Nope. After some research I found that in almost every country, green energy is cheaper or on a par with fossil. Here's a quote from Forbes: "Utility-scale renewable energy prices are now significantly below those for coal and gas generation, and they're less than half the cost of nuclear." Germany is an exception. This is what cherry-picking data means. For some odd psychological reason you have a thing against green energy and feel a need to justify your opinion.
Here's a better idea: When confronted by overwhelming evidence that your opinion is wrong, change it. That's what intelligent adults do.
I explained this once before in the past, but here we go again.
Electricity prices are market based on the time of day that the energy is available to the market and are not based upon the cost of producing the electricity. Baseline power (oil, gas, nuclear) produce on demand throughout the entire day, during both peak and off-peak hours. Therefore any average pricing for those energy sources takes into account the entire pricing structure. Wind and solar tend to only produce energy during off peak hours. So average of those are skewed towards the cheaper times of the day.
Therefore, making a comparison between baseline and green is not an accurate one due to the skewing towards cheaper times associated with wind and solar.
Furthermore, you can not turn off wind and solar when it is producing. So, even if the production is higher then the demand, it will still enter the grid. This is not a good thing since an over charged grid can cause serious damage to the grid. In this case, it is better for suppliers to sell the energy wholesale at whatever price they have to to get it out of the grid, causing pricing to crash even more during off peak hours, decreasing the cost further and often below production costs if the amount of wind and solar production is high enough.
This cost though is not reflected in the cost of wind and solar prices since we have a single grid, as opposed to a different grid for each source of power (functionally impossible to do). That is right, regardless of what people say, we do not have a free market anywhere when it comes to electricity due to a shared grid.
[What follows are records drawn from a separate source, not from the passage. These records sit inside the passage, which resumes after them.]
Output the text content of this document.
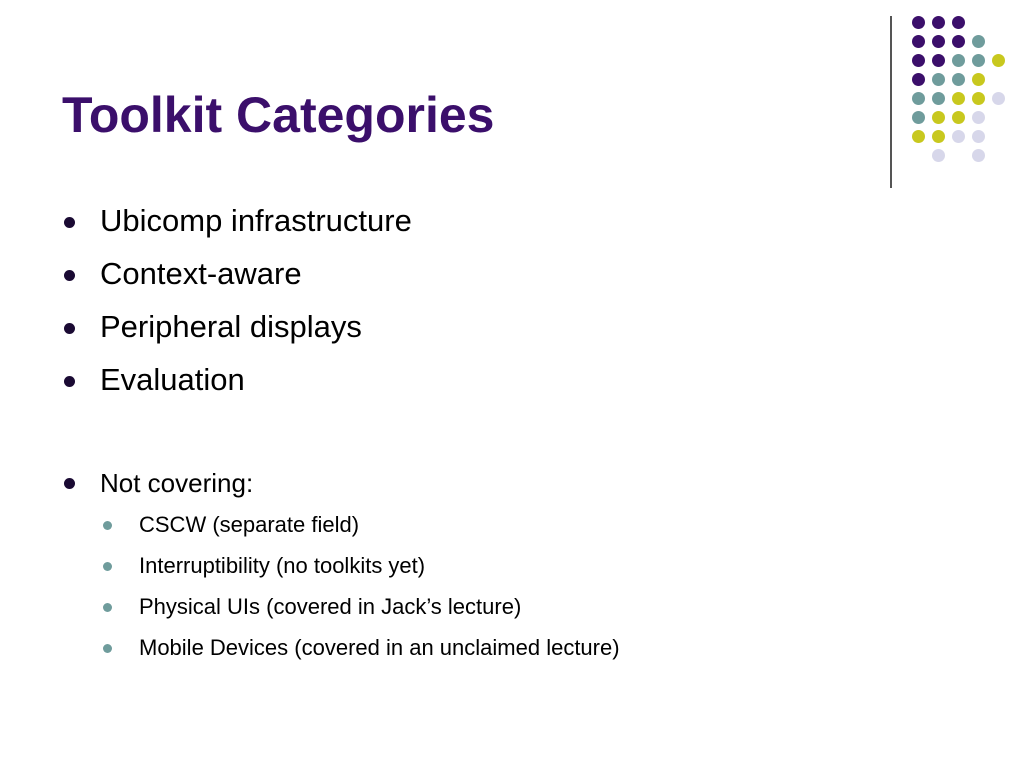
Toolkit Categories
Ubicomp infrastructure
Context-aware
Peripheral displays
Evaluation
Not covering:
CSCW (separate field)
Interruptibility (no toolkits yet)
Physical UIs (covered in Jack’s lecture)
Mobile Devices (covered in an unclaimed lecture)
So, this loss is absorbed by the operating cost of the grid and labeled as taxes or service fees on the bill.
Unfortunately, this distortion of costs associated with wind and solar, which makes it appear cheaper then baseline power, creates a trap leading people to think investing in wind and solar will save them money. And it does, at first. Unfortunately, it is not until you reach a approximately a 10% threshold, give or take a couple points based on your own local conditions, of total power coming from wind and solar, after you are long on your way, that the cost come pouring in, which is where Germany is right now. The other countries you talk about are just not at that threshold yet.
This has been outlined pretty extensively by energy economist Lion Hirth.
On top of that, allowing yourself to become to reliant on wind and solar, which tend to not produce energy when you need it, can cause some pretty serious issues, like what happened in TX. Wind and solar production dropped by about 98% during the cold snap. Baseline power did have some issues as well, albeit the drop in power was minimal in comparison and fixable through the use of better parts, whereas wind and solar production dropped because of a lack of wind and sun, something that can not be fixed. If TX had not become so reliant on wind and solar, and instead invested in more baseline power, they would have been able to supply energy.
Note, just because I kind of figure you are going to do this, l will nip it in the bud. Yes, if you look at total KWHs lose during the TX storm from wind and solar vs baseline, the drop is larger in the baseline. However this is because the baseline produces a significantly larger amount of the percent of total energy in TX. So, given this, you would expect a small percentage drop in total production of baseline to be bigger in absolute KWHs (given the larger supply to the grid) vs the absolute loss in KWHs from wind and solar that supplies a small amount to the grid.